Erdogan menggambarkan Macron sebagai "beban" bagi negaranya dan mengklaim Prancis berada dalam periode yang "gawat dan berahaya".
Erdogan Bahkan mengatakan dia berharap Prancis segera "menyingkirkan" timpalannya itu secepat mungkin.
Kecaman itu muncul setelah berbulan-bulan perselisihan antara kedua negara mengenai Suriah, mediterania, kebebasan berbicara yang menyeret Islamofobia, dan yang terbaru tentang konflik di wilayah Nagorno-Karabkah.
"Macron adalah beban bagi Prancis. Macron dan Prancis sebenarnya sedang mengalami periode yang sangat berbahaya," ujar pria berusia 66 tahun itu kepada wartawan setelah salat Jumat di Istanbul, seperti dikutip dari
AFP, Jumat (4/12).
"Harapan saya adalah Prancis menyingkirkan masalah Macron secepat mungkin," kata Erdogan.

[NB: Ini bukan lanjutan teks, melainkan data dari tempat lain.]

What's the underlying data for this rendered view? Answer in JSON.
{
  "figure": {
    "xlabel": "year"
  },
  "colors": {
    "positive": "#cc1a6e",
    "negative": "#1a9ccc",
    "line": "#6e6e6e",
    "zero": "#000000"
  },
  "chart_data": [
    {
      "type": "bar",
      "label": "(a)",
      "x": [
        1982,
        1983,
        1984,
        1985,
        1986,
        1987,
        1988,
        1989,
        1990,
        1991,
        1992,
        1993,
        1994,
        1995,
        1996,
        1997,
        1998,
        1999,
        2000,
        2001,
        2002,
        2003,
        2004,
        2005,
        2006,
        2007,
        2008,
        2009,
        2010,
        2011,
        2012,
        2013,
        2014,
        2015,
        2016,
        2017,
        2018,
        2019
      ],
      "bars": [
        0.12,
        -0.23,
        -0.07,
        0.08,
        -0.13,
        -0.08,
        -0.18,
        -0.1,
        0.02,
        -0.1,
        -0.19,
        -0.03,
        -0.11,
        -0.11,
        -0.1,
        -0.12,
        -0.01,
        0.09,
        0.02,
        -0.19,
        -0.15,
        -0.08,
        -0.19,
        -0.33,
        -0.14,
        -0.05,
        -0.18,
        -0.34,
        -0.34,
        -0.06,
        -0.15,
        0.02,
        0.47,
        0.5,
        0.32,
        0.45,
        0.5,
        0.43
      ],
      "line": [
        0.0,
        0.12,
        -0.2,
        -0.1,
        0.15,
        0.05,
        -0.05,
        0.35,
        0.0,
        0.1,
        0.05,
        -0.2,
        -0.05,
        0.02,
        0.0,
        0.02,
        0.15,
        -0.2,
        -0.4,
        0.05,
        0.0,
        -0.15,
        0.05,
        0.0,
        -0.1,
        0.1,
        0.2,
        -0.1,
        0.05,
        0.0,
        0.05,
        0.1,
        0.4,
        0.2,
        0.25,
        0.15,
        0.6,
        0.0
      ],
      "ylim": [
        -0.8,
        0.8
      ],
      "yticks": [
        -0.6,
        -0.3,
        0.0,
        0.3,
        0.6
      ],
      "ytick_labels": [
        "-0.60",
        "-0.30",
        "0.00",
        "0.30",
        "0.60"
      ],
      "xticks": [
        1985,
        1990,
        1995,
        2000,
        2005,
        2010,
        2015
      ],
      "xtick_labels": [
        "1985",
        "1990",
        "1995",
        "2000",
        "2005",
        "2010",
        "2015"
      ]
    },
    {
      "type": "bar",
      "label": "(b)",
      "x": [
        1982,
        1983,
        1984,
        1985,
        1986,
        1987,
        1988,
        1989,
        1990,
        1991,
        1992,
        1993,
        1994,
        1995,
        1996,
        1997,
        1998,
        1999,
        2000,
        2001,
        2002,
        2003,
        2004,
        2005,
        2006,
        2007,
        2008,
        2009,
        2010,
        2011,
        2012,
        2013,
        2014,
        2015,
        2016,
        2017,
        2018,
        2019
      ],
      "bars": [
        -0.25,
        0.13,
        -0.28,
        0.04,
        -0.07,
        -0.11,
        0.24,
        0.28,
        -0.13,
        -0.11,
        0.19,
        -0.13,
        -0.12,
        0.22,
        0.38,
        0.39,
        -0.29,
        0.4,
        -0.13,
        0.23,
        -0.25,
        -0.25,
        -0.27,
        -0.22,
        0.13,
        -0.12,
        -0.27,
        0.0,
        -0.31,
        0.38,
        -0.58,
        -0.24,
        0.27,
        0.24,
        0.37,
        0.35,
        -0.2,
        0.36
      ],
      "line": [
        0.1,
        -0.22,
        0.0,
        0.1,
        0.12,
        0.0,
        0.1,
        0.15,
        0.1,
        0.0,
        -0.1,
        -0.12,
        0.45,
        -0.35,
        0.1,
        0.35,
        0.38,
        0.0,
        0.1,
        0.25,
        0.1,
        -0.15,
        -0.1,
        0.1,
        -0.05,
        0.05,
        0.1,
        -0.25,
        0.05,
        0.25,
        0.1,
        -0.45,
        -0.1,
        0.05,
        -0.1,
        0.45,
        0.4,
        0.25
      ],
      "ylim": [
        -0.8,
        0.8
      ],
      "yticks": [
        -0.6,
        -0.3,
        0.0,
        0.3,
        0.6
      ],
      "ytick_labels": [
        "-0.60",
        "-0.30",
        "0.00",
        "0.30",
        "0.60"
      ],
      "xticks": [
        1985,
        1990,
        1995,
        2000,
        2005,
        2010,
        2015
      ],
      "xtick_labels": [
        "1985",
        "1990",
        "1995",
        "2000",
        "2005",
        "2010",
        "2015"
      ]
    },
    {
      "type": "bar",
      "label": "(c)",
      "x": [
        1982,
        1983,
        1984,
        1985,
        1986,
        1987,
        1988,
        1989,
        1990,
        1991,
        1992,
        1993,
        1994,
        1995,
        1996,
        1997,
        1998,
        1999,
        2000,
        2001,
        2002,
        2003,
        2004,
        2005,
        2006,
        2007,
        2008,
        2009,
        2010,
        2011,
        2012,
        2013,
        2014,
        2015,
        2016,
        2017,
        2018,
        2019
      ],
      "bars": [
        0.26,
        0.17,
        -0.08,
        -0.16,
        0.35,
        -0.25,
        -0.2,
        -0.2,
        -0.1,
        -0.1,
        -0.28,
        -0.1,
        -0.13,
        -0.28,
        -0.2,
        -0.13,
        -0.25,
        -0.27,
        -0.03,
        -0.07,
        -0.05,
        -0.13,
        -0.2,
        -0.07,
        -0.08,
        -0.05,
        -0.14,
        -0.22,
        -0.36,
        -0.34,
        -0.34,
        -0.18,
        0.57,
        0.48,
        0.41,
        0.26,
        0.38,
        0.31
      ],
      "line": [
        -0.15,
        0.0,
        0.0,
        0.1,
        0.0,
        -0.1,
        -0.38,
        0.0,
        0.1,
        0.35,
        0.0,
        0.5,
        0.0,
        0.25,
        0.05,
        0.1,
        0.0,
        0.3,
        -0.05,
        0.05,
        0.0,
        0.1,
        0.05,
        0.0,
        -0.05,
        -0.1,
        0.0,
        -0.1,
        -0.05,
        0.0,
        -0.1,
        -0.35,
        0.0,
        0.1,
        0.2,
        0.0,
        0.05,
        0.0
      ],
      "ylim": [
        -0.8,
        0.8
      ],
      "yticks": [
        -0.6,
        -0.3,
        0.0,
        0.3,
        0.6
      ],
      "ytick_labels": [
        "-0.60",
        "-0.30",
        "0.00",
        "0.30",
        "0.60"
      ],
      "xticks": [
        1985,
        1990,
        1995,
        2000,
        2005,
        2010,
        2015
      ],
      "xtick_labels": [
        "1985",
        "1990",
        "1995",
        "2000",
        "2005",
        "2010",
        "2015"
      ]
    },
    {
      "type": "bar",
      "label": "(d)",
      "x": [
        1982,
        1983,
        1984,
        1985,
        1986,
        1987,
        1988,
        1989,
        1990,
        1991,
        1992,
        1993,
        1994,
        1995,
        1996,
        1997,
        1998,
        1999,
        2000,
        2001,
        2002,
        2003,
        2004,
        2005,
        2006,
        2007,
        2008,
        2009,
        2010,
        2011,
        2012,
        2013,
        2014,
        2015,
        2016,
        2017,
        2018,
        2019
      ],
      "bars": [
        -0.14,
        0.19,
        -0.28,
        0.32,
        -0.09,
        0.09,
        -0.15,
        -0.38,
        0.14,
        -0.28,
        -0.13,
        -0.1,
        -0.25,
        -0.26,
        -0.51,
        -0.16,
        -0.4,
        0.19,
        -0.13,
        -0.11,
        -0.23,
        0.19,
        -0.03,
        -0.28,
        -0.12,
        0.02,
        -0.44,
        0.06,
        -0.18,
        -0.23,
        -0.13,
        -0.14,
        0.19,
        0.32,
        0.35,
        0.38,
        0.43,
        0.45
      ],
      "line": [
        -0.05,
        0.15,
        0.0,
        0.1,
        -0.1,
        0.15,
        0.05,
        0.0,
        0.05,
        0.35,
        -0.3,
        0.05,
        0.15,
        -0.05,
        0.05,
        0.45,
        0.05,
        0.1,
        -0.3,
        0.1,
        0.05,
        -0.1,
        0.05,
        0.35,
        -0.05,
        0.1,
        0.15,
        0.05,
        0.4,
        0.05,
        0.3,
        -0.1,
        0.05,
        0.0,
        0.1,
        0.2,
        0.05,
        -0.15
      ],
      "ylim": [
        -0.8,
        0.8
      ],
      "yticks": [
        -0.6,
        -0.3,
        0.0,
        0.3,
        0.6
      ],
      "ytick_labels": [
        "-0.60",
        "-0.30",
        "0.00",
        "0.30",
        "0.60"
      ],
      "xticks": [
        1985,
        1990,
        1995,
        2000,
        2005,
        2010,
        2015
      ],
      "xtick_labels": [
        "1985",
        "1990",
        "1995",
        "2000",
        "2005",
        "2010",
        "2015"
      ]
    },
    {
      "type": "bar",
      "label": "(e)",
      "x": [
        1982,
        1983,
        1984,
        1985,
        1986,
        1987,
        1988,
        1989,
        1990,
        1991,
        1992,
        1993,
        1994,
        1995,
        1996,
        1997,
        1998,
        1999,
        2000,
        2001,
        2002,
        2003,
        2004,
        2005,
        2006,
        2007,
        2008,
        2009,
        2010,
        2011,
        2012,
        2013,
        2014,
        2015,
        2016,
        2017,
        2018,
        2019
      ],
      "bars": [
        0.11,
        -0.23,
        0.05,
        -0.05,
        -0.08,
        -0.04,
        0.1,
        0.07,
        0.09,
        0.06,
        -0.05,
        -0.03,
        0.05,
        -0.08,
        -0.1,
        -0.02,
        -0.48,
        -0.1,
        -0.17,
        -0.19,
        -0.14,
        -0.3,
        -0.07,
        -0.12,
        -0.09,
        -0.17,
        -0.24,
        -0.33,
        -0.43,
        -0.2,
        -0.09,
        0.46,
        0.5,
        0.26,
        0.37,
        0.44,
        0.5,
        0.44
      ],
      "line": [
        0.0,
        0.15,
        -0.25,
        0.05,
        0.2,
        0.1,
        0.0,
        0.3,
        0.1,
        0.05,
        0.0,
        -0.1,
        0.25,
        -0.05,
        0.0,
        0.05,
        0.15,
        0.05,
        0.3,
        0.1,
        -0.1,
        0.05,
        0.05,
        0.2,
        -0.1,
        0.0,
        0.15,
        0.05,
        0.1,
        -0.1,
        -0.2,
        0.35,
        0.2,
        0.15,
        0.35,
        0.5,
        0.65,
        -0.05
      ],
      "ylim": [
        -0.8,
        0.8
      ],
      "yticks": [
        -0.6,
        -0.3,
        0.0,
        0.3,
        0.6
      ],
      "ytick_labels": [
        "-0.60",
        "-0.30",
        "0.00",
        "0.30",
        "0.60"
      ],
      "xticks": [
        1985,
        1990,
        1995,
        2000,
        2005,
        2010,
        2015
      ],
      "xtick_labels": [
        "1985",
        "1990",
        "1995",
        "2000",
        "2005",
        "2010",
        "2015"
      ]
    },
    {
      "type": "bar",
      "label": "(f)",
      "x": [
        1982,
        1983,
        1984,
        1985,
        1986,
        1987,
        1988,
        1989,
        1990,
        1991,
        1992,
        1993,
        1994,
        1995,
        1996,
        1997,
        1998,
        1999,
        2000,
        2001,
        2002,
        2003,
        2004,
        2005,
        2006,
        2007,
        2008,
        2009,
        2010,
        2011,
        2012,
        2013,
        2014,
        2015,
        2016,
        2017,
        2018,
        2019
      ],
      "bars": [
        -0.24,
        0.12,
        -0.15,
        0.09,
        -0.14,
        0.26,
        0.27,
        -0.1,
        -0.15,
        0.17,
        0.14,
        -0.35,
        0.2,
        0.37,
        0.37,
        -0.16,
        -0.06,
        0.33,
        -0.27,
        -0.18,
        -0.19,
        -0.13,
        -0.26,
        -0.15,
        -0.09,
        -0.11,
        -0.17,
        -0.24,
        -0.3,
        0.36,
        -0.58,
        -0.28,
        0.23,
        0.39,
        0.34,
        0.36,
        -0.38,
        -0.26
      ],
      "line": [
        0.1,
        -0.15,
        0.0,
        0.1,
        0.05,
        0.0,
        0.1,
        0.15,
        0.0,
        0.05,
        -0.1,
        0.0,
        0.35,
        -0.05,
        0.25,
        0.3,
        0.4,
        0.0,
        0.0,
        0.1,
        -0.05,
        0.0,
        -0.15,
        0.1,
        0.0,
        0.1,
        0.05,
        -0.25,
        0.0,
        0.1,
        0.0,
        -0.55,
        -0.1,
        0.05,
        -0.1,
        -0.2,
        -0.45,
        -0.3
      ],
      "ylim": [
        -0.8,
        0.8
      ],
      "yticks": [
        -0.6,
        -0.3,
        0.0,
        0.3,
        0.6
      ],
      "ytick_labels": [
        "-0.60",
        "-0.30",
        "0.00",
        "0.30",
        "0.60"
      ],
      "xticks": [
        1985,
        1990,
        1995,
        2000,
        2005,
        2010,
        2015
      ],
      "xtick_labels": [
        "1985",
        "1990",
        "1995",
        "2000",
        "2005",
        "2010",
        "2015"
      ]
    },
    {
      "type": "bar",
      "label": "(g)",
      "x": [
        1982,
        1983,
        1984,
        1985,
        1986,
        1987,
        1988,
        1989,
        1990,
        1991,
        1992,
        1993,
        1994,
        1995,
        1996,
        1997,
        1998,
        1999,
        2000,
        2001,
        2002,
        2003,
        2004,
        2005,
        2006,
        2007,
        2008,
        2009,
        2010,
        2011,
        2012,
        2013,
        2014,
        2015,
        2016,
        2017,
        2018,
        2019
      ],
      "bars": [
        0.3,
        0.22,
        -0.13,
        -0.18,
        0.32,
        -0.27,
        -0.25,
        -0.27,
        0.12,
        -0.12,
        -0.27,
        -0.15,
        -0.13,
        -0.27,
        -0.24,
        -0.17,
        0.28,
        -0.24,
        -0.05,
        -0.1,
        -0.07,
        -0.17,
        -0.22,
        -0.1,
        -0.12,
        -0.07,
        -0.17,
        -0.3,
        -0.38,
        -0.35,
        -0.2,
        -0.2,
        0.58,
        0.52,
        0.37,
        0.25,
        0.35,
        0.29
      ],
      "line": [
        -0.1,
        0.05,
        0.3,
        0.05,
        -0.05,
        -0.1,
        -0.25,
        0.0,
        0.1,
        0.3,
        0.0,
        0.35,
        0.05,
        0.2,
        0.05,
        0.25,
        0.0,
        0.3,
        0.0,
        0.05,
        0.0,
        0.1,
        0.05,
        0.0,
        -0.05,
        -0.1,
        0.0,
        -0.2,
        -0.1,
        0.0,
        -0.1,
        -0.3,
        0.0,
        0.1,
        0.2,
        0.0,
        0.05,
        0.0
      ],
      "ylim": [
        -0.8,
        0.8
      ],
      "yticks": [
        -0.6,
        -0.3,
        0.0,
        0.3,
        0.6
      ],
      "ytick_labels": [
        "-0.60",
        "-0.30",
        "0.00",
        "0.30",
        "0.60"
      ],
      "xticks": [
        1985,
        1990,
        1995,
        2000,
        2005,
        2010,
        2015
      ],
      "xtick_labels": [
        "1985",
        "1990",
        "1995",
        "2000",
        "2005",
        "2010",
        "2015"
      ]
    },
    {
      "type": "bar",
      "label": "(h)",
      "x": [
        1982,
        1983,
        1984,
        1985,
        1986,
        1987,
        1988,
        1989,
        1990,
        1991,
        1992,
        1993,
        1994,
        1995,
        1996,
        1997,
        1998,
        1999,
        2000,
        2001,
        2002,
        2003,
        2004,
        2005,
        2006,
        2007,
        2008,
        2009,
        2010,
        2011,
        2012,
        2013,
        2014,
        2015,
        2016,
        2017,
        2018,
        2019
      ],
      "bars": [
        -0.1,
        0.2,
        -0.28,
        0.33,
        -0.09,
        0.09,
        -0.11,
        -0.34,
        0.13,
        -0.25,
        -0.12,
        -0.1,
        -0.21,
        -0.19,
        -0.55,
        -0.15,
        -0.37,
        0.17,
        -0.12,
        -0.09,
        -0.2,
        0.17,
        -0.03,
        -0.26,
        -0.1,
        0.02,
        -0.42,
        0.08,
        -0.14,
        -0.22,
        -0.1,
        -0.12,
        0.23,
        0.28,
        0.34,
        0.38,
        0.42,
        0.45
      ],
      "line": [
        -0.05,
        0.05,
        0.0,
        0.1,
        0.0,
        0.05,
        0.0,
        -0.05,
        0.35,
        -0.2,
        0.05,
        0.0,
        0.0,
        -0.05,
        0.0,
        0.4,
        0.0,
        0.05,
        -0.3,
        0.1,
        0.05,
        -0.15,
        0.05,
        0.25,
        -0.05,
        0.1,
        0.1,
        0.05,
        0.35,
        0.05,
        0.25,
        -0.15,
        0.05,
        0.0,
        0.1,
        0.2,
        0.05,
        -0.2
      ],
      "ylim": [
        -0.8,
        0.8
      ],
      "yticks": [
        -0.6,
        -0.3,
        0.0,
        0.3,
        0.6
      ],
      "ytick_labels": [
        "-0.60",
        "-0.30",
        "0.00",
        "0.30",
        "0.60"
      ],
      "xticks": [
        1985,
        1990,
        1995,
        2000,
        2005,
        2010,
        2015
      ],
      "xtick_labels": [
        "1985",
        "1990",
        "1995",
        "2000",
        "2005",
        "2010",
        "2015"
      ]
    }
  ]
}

Kedua negara saling bersilang pendapat tentang konflik Nagorno-Karabakh, dan keduanya memberi dukungan yang berlawanan dalam perang antara Armenia dan Azerbaijan atas wilayah sengketa di Karabah Atas (Artsakh).
Nagorno-Karabakh diakui secara internasional sebagai bagian dari Azerbaijan tetapi selama ini berada dalam kendali Armenia.
Ankara memiliki pakta militer utama dengan sekutu dekatnya Azerbaijan, sementara Paris telah memihak Armenia dan menyerukan agar wilayah yang tidak memiliki kedaulatan itu diakui sebagai republik, Republik Artsakh.
Macron sebelumnya mengklaim Turki telah mengirimkan tentara bayaran Suriah dari kelompok jihadis melakukan perjalanan melalui Kota Gaziantep di Turki untuk bergabung dalam pertempuran di Nagorno-Karabakh.
Erdogan menegaskan agar Macron tidak ikut campur lagi terhadap persoalan di wilayah itu dan menyatakan statusnya sebagai mediator di kawasan itu sudah tidak berlaku.
Erdogan mengatakan, jika Prancis tidak menyingkirkan Macron, maka mereka tidak akan bisa melepaskan rompi kuning, mengacu pada gerakan protes yang dimulai di Prancis pada 2018.
“Rompi kuning nantinya bisa berubah menjadi rompi merah,†kata Erdogan.